Ele respondeu atrapalhado algo como “ah era você desculpe lá mas a banda não tinha essa música ensaiada” e assim começou uma conversa que o juntou ao nosso grupo. Moustaki andaria nessa altura pelos seus cinquenta anos. Magro, a barba e o cabelo crespo a grisalhar e anárquicos davam-lhe um ar sem dúvida de meteco, embora talvez não tanto de judeu errante ou pastor grego, como asseverava a estrofe. De poucas palavras, parecia tímido, de uma distância mais reverente que altaneira, o que soava estranho a meio de uma noite em que nós éramos uns miúdos e ele era uma quase-vedeta. E mais estranho ainda foi quando a T sugeriu que todos fossemos a casa dela, na Estados Unidos da América, para um último copo e ele aceitou. Mais uma vez, enchi o Fiat 600 verde-tropa com aquela gente, Moustaki no lugar do pendura, resto ao molho lá atrás, e lá arrancámos com o motor em sobrecarga para casa da T.
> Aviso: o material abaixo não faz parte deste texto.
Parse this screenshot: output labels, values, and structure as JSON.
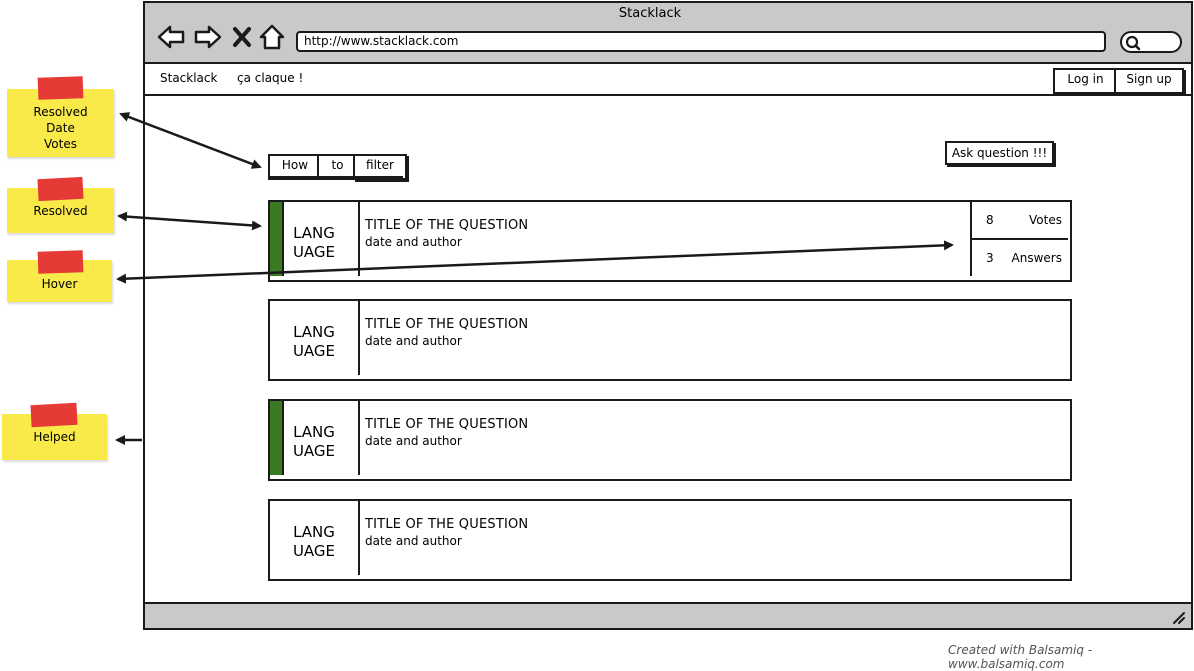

Ficámos umas horas na sala da T. Ele tocou para nós, bebeu um bocadinho, falou poucochinho, ouviu bastante. A certo momento, quando a noite já se arrastava cansada, desenhou-se uma atmosfera ou – como dizem no Brasil – pintou um clima entre a T e o Moustaki. Foi a deixa dos restantes para levantar e zarpar. Soubemos mais tarde que a mãe da T, ao acordar de madrugada, encontrou o Moustaki na sua sala e o pôs na rua sem remorso, à portuguesa. Imagino agora o Moustaki às seis da matina, despejado no cruzamento com a Avenida de Roma, sem fazer ideia de onde estava. Provavelmente terá conseguido apanhar um táxi, porque há evidências fortes que pôde regressar a França, onde faleceu este Maio passado, por sorte dele no dia de aniversário do meu pai.

À notícia da sua morte, logo os asneirentos clichés do costume vieram afirmar, nos jornais e na boca dos políticos em homenagem, que a canção francesa ficara mais pobre. Não vejo como: está tudo gravado, para lembrar e para gozar enquanto houver orelhas, coração, neurónios e glândulas lacrimais com que ouvir tudo o que de muito bom ele por aí deixou. Poemas sobre homens livres e bastante mais sobre mulheres belas (que nos seus versos são todas, afinal) e sobre o amor entre ambos, um amor que arranca as máscaras sociais como no “Milord” que compôs para Edith Piaf, o amor que se transcende com o passar do tempo como em “Sarah”, o amor que emana da mulher idealizada da “Chanson pour elle” que arranca com o memorável “elle ne fait pas l’amour, elle aime”, que é para ficarmos logo esclarecidos.

Exposta a matéria de facto, para fechar este cromo vai de seguida o tradicional vídeo. Escolha difícil, mas talvez este “Votre fille a 20 ans”, interpretado por um Moustaki mais idoso e sereno que aquele que eu transportei na minha viatura, funcione bem como homenagem ao homem que partiu e à obra que ficou.  É uma melodia simples e bonita sobre a beleza da mulher, sobre o amor maternal, sobre o tempo que passa, sobre as coisas que são eternas, sobre a fatalidade, a naturalidade e o sublime da primeira vez (“Ils se font un jardin d’un coin de mauvaise herbe”), tudo isto em dois minutos e quarenta e sete segundos. O tipo tinha capacidade de síntese.

1 comentário:

Fernando Vasconcelos disse...

Ah então foste tu? Também lá estava nesse concerto no Coliseu ... com a minha mãe se bem me lembro :-) ... Claro que não houve "depois do concerto" no meu caso ... Grande Moustaki e Brassens de que falas lembra-me sempre a caravana do meu avô quando ele percebeu espantado que também eu gostava de Brassens ... ah toi aussi foram as suas palavras. Le Gorille como nos riamos ... Nostalgia como dizes.